Joe Dickerson & Associates, LLC was retained in an unrelated matter to conduct a civil investigation concerning Ms. Brock. During that investigation it was learned that Brock had the bonds and had opened a checking account with the coupons she had clipped. She later cashed the bonds through a broker friend in Boulder, Colorado, (who did not check to see if they were stolen) and used most of the proceeds for the down payment on a home titled in the name of her boyfriend who lived with her and her children.

Brock claimed in a sworn statement the bonds were given to her by the now deceased client of Jesup Josephthal as a gift to her daughter. She claimed she called the lady and thanked her for the bonds. Dickerson's investigation revealed the lady had been dead three days when Brock allegedly called her. Dickerson contacted the heir of the deceased victim who confirmed the loss of the bonds.

It took the Boulder County Jury less than ten minutes to convict Brock of theft. The court ordered 100% restitution to the estate of the victim. Her heir has now been made whole.

[2] The precise issues on which we granted certiorari are:

1. Whether the tort of invasion of privacy through appropriation of another's name or likeness is cognizable under Colorado law.

2. Whether a claim for appropriation of name or likeness can be sustained where there is no evidence of an exploitable value to respondent's name or likeness.

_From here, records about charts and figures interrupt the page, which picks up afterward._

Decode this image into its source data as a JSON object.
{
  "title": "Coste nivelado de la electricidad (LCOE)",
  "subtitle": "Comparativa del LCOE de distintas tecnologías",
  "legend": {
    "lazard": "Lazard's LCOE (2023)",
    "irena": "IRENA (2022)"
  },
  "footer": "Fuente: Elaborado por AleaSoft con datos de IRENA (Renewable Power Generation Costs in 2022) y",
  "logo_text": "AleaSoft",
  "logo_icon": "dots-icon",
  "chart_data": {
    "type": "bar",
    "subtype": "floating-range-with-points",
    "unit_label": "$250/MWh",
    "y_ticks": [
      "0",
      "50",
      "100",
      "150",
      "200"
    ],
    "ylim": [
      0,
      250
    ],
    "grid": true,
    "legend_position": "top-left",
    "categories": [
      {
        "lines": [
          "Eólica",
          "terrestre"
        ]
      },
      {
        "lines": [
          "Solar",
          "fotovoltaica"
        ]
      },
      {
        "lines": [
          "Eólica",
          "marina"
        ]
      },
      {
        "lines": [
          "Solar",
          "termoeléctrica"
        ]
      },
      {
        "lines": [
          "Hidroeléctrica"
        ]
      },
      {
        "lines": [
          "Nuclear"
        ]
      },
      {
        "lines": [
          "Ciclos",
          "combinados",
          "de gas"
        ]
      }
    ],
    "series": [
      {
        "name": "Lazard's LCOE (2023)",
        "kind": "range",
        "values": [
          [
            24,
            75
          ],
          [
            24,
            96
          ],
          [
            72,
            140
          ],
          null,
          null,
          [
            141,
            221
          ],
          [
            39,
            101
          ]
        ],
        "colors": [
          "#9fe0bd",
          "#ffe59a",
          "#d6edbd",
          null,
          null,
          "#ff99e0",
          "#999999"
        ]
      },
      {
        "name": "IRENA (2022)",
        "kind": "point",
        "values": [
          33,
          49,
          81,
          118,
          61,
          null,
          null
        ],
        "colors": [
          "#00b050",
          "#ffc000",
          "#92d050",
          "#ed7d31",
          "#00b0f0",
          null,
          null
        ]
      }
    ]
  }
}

3. Whether, under the circumstances, petitioners' communications were protected under the First Amendment to the United States Constitution.

[3] The most common type of appropriation occurs when a defendant uses a plaintiff's identity for commercial, advertising purposes without the plaintiff's permission. However, other cases have arisen, such as when a defendant impersonates a plaintiff in order to obtain credit or secret information or when a defendant poses as plaintiff's wife. See William L. Prosser, Privacy, 48 Cal. L.Rev. 383, 403 (1960).

[4] "Right of privacy — right of civil action. There exists in the state of Colorado a right of privacy, an invasion of which may be compensated by damages." § 40-4-33(1)(a), 3 C.R.S. (1963). This statute, which related to wiretapping crimes, was repealed, effective July 1, 1972. See ch. 121, sec. 1 and 4, 1971 Colo. Sess. Laws 388, 388 and 490.

[5] We also note that in the cases that suggest that the plaintiff must prove the pre-existing value of her identity, it is often unclear whether the plaintiffs sought personal damages, commercial damages, or both. See, e.g., Reeves v. Fox Television Network, 983 F. Supp. 703 (N.D.Ohio 1997); Fogel v. Forbes, Inc., 500 F. Supp. 1081 (E.D.Pa. 1980); Schifano v. Greene County Greyhound Park, Inc., 624 So. 2d 178 (Ala.1993); Cox v. Hatch, 761 P.2d 556 (Utah 1988).